Local Dose Effects for Late Gastrointestinal Toxicity After Hypofractionated and Conventionally Fractionated Modern Radiotherapy for Prostate Cancer in the HYPRO Trial

Abstract

Purpose: Late gastrointestinal (GI) toxicity after radiotherapy for prostate cancer may have significant impact on the cancer survivor's quality of life. To date, little is known about local dose-effects after modern radiotherapy including hypofractionation. In the current study we related the local spatial distribution of radiation dose in the rectum to late patient-reported gastrointestinal (GI) toxicities for conventionally fractionated (CF) and hypofractionated (HF) modern radiotherapy in the randomized HYPRO trial. Material and Methods: Patients treated to 78 Gy in 2 Gy fractions (n = 298) or 64.6 Gy in 3.4 Gy fractions (n = 295) with available late toxicity questionnaires (n ≥ 2 within 1-5 years post-treatment) and available 3D planning data were eligible for this study. The majority received intensity modulated radiotherapy (IMRT). We calculated two types of dose surface maps: (1) the total delineated rectum with its central axis scaled to unity, and (2) the delineated rectum with a length of 7 cm along its central axis aligned on the prostate's half-height point (prostate-half). For each patient-reported GI symptom, dose difference maps were constructed by subtracting average co-registered EQD2 (equivalent dose in 2 Gy) dose maps of patients with and without the symptom of interest, separately for HF and CF. P-values were derived from permutation tests. We evaluated patient-reported moderate to severe GI symptoms. Results: Observed incidences of rectal bleeding and increased stool frequency were significantly higher in the HF group. For rectal bleeding (p = 0.016), mucus discharge (p = 0.015), and fecal incontinence (p = 0.001), significant local dose-effects were observed in HF patients but not in CF patients. For rectal pain, similar local dose-effects (p < 0.05) were observed in both groups. No significant local dose-effects were observed for increased stool frequency. Total rectum mapping vs. prostate-half mapping showed similar results. Conclusion: We demonstrated significant local dose-effect relationships for patient-reported late GI toxicity in patients treated with modern RT. HF patients were at higher risk for increased stool frequency and rectal bleeding, and showed the most pronounced local dose-effects in intermediate-high dose regions. These findings suggest that improvement of current treatment optimization protocols could lead to clinical benefit, in particular for HF treatment.
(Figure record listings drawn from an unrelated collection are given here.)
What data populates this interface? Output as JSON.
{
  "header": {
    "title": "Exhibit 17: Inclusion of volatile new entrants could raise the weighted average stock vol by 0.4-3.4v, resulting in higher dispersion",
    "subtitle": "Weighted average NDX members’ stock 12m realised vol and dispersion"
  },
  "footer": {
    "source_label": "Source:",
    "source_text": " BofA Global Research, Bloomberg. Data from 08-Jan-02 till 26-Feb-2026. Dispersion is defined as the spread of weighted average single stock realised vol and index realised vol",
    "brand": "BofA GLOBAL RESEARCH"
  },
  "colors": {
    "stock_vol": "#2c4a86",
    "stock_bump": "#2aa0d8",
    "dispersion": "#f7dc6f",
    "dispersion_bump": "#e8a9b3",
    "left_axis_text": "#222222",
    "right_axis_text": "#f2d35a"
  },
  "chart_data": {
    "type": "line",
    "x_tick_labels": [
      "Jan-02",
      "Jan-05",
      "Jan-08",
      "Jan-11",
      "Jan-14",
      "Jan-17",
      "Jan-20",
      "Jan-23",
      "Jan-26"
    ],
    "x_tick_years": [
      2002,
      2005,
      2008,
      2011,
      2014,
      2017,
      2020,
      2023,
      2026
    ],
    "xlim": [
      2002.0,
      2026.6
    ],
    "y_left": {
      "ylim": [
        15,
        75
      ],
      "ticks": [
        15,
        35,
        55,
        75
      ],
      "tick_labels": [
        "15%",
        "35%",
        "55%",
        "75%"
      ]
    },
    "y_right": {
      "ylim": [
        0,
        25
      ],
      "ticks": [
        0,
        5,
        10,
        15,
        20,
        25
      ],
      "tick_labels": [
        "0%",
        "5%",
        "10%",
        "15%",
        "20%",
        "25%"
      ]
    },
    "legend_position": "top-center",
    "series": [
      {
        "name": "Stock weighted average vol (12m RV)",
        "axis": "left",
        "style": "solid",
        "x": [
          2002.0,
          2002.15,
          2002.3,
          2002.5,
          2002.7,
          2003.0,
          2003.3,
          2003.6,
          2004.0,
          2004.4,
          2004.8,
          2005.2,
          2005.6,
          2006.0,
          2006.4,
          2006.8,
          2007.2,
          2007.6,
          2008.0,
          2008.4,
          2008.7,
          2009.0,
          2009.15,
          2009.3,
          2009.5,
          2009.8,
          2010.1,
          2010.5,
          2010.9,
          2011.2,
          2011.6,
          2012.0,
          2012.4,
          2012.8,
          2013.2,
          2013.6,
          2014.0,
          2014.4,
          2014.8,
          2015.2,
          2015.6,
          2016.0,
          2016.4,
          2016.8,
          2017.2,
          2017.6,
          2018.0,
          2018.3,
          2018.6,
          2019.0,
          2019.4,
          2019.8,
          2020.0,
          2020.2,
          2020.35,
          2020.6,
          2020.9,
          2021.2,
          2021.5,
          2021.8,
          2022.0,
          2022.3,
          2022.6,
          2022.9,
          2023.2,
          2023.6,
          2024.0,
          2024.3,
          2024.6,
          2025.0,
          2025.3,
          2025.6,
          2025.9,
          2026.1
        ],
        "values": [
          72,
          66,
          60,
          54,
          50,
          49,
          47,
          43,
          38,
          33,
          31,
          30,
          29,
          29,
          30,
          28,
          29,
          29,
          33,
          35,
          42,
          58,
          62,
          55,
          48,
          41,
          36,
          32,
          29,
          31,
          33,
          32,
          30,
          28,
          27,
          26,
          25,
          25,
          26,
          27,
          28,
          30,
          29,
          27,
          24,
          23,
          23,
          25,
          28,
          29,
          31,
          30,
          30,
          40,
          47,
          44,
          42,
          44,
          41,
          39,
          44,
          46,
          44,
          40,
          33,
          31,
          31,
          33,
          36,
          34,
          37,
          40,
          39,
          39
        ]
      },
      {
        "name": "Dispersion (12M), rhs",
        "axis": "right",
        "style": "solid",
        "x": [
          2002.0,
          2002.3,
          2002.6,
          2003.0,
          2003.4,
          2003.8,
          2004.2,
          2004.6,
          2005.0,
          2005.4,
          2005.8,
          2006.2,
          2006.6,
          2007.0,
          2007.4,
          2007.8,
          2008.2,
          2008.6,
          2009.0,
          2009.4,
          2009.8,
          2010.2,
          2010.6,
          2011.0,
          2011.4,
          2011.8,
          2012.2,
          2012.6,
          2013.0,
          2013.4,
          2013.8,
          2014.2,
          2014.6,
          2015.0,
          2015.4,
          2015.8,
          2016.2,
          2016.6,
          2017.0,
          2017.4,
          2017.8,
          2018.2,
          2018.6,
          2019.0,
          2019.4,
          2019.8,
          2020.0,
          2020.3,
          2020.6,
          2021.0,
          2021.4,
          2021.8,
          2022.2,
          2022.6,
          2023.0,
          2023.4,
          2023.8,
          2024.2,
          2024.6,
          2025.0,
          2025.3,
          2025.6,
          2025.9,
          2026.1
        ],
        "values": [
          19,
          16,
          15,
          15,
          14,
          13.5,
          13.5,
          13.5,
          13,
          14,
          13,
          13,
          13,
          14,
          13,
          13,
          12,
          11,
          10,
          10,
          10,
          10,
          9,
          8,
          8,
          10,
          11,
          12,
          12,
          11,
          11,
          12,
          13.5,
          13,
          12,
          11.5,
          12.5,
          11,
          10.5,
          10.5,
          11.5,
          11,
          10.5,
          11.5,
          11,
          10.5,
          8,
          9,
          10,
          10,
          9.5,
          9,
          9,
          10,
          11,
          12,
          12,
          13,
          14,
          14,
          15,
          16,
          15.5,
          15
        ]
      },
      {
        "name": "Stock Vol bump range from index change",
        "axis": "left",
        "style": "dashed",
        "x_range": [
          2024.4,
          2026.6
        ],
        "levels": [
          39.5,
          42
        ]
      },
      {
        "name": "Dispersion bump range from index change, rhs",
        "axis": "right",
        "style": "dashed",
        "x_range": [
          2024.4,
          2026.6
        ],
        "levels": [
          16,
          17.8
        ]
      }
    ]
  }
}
Keywords: NTCP; dose-surface maps; gastrointestinal toxicity; hypofractionation; prostate cancer; radiotherapy.

Figure 1

Total rectum (upper panes) and prostate-half (lower panes) mean dose-surface maps with distance along central axis (vertical) against location along circumference axis (horizontal). Left panes represent mean dose-surface maps of conventionally fractionated patients, right panes for hypofractionated patients. EQD2 = equivalent dose for 2 Gy fractions with α/β=3 Gy. Abbreviations: P, posterior; R, right; L, left; A, anterior; SD, standard deviation.

Figure 2

Dose difference maps (ΔEQD2) based on total rectum dose mapping, for the toxicity endpoints (moderate to severe), for the hypofractionated and conventional group separately. EQD2 = equivalent dose for 2 Gy fractions with α/β = 3 Gy, q = false discovery rate. Abbreviations: P, posterior; R, right; L, left; A, anterior.

Figure 3

Dose difference maps (ΔEQD2) based on prostate-half height dose mapping, for the toxicity endpoints (moderate to severe), for the hypofractionated and conventional group separately. EQD2 = equivalent dose for 2 Gy fractions with α/β = 3 Gy, q = false discovery rate. Abbreviations: P, posterior; R, right; L, left; A, anterior.